Purpose::The purpose of this study was to extensively evaluate the efficacy of integrin αvβ3 antagonists for the treatment of experimental dry eye (EDE).
Methods::Vitronectin, an αvβ3 ligand, was used to induce tumor necrosis factor-α gene expression in human THP-1 macrophages. To induce EDE, C57BL/6 mice were housed in a low-humidity controlled environment chamber and injected subcutaneously with scopolamine for 7 days. Subsequently, αvβ3 antagonists, including RGDfD, c(RGDfD), c(RGDiD), c(RGDfK), ATN-161, SB273005, and cilengitide, were administered topically to EDE animals under controlled environment chamber conditions. Corneal epithelial damage in EDE was assessed by fluorescein staining. The density of conjunctival goblet cells and secretion of tears was measured by period acid–Schiff staining and phenol red-impregnated cotton threads, respectively. Inflammation markers, including tumor necrosis factor-α, interleukin (IL)-1β, IL-6, IL-17A, and metalloproteinase (MMP)-9, in the pooled cornea and conjunctiva tissues were examined by real-time polymerase chain reaction.

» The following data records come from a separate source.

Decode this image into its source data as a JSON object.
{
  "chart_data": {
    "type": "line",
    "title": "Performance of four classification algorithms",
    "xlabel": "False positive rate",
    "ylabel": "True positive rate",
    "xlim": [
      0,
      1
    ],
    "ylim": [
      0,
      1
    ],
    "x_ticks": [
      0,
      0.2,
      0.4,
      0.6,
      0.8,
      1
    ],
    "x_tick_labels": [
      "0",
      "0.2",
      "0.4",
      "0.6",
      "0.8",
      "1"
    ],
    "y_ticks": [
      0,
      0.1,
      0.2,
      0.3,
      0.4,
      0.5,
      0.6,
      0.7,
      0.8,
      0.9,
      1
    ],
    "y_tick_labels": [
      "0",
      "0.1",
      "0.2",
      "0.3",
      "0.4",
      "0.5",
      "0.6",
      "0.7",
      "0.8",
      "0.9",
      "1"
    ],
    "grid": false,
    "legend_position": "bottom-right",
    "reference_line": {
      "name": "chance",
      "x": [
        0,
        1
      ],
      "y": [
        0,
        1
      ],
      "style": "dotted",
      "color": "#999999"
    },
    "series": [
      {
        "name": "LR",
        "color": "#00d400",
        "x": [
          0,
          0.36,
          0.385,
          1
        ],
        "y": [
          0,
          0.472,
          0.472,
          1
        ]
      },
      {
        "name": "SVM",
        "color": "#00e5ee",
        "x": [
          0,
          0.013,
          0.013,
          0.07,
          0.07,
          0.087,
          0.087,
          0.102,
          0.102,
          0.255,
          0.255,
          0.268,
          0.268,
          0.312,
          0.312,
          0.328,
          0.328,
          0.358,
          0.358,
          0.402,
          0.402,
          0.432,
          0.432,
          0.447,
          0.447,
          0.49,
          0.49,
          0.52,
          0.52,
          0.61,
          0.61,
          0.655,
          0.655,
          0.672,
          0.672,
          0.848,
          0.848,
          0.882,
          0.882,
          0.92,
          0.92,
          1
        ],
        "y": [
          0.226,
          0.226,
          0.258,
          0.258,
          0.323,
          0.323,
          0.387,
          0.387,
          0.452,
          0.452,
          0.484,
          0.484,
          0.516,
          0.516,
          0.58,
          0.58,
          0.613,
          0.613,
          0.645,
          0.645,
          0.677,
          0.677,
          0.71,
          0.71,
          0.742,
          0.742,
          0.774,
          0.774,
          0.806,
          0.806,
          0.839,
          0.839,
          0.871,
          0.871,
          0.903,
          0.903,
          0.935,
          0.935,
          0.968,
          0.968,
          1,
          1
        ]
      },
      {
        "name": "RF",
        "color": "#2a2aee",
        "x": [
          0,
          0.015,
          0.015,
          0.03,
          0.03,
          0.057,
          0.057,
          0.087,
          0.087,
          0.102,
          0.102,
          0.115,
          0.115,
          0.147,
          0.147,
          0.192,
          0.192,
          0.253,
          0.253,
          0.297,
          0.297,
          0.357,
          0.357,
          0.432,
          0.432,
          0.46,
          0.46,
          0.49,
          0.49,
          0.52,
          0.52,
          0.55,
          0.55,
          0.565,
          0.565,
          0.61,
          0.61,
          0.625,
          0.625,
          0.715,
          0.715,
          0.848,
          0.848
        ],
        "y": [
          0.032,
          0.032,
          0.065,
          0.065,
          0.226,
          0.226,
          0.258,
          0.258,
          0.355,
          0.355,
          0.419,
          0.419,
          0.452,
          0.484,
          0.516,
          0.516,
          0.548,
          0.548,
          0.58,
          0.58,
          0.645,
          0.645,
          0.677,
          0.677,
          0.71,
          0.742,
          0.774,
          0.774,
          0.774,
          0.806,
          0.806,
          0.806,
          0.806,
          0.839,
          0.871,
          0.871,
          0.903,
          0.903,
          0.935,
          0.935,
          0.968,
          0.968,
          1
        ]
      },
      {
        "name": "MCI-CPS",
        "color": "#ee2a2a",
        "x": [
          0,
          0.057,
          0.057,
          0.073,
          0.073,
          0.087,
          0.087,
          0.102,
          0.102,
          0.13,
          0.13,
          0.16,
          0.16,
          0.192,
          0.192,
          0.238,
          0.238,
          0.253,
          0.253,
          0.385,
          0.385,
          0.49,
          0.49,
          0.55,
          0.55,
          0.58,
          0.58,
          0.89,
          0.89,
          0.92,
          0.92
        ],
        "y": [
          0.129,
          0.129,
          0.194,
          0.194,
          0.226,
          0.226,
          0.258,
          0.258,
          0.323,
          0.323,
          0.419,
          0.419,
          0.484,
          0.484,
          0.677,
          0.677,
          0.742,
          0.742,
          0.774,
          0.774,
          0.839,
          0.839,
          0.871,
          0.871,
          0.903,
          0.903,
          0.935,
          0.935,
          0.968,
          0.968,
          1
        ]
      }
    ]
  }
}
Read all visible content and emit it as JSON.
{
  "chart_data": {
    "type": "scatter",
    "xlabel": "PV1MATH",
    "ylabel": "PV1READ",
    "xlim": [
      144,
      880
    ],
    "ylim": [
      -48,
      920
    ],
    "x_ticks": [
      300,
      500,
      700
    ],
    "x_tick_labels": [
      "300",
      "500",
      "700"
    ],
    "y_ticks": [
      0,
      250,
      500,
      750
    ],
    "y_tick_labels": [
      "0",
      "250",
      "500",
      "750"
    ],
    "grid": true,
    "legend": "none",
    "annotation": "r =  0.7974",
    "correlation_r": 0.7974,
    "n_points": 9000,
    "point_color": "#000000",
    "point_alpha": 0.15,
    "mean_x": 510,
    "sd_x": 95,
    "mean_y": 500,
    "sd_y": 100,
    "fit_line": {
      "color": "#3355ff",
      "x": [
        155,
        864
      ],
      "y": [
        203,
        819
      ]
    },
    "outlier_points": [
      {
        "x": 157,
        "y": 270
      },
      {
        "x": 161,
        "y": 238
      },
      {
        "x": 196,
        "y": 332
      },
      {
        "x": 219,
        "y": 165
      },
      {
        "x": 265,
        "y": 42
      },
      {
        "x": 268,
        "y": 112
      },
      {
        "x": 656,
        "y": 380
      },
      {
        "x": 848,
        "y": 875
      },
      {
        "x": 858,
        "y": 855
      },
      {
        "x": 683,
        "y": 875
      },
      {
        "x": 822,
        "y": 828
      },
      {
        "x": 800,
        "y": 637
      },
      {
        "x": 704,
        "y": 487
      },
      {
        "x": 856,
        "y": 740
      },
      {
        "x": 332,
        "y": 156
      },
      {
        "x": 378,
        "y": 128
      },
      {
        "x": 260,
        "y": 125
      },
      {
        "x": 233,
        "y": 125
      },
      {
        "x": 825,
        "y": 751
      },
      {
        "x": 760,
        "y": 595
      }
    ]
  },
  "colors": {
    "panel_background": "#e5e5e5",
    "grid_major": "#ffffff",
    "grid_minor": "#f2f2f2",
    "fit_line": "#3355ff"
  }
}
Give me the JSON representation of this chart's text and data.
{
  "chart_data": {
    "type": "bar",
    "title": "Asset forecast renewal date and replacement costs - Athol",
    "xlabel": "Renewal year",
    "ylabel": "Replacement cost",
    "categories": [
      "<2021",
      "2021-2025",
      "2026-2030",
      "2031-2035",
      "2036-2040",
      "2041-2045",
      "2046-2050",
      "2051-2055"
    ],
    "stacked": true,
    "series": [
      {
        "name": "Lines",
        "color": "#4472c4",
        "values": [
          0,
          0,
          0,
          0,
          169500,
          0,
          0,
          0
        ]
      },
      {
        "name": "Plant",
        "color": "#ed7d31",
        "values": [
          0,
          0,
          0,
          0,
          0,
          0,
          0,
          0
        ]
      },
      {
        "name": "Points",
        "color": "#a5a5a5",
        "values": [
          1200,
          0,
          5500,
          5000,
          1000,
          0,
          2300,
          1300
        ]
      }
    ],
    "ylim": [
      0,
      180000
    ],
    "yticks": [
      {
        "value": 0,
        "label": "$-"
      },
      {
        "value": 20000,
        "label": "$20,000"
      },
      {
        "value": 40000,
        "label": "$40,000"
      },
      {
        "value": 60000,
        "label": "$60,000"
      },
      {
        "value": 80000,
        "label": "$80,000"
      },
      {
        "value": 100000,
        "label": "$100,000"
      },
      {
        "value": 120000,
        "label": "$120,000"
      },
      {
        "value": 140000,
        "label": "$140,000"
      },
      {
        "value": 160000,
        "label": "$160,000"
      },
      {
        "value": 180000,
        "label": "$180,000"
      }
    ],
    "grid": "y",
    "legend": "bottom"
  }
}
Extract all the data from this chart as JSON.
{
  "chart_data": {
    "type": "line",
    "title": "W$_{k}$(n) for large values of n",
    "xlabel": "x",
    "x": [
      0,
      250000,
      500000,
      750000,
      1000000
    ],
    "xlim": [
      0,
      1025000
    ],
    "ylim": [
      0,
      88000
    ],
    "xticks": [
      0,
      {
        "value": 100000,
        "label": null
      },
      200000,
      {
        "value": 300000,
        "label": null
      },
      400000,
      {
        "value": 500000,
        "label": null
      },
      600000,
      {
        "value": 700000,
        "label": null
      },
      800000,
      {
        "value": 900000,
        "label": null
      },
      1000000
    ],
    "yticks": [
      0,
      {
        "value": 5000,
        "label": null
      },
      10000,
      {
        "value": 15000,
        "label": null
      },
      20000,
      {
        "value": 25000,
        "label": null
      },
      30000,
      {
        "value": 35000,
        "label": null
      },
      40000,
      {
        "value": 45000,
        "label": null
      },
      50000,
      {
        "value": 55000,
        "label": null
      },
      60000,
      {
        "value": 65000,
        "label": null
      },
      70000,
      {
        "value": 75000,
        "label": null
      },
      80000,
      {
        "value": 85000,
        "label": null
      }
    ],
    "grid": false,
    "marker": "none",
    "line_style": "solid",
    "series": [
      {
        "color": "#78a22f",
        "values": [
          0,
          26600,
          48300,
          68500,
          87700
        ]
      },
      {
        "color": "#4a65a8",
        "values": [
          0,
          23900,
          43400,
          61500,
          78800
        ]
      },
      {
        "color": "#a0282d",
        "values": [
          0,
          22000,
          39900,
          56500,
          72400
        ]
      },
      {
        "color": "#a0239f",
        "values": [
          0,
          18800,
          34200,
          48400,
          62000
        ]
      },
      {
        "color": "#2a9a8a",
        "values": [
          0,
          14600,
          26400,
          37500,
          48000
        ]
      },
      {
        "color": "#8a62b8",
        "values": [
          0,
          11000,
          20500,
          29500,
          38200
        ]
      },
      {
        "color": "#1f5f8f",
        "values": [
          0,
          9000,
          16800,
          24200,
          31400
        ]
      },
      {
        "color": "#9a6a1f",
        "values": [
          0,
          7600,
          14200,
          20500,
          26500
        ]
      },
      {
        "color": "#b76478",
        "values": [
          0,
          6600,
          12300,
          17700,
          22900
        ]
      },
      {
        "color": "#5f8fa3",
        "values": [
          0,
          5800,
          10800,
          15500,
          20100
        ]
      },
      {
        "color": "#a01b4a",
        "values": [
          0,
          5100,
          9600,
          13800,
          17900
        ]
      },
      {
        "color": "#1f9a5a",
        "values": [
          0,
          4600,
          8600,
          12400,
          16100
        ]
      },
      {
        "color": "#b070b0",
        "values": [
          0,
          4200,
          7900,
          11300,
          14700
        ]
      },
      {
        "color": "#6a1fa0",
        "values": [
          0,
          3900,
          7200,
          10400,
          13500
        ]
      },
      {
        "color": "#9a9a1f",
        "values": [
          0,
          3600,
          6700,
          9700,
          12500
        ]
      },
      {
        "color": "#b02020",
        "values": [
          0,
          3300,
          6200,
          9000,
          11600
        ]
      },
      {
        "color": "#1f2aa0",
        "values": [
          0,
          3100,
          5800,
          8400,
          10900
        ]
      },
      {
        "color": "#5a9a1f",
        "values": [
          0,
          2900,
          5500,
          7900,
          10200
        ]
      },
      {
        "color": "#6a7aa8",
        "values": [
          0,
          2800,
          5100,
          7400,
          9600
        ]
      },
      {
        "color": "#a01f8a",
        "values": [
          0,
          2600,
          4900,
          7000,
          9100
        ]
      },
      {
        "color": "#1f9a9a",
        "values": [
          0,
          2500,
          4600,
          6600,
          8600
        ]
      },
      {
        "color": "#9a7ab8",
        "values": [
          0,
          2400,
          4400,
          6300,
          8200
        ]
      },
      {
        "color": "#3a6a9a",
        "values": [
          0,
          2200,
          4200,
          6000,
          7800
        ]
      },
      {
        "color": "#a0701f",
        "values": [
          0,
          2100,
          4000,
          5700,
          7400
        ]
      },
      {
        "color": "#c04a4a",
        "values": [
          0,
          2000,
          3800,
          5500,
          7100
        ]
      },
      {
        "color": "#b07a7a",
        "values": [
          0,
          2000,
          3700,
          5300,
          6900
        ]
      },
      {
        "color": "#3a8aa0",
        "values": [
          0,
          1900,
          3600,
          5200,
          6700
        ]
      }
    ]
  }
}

Results::The inhibitory effects of αvβ3 antagonists on the vitronectin-induced tumor necrosis factor-α gene expression and integrin-mediated inflammatory signaling were validated in THP-1 macrophages. αvβ3 antagonists ameliorated the impairment of the corneal epithelial barrier with varying therapeutic efficacies, compared with vehicle-treated mice. c(RGDfD) and c(RGDiD) significantly protected against goblet cell loss, tear reduction, and proinflammatory gene expression in EDE.
Conclusions::Topical applications of αvβ3 antagonists yield therapeutic benefits in EDE by promoting corneal epithelial defect healing and reducing inflammation. Antagonistic targeting αvβ3 may be a novel promising strategy to treat patients with dry eye disease.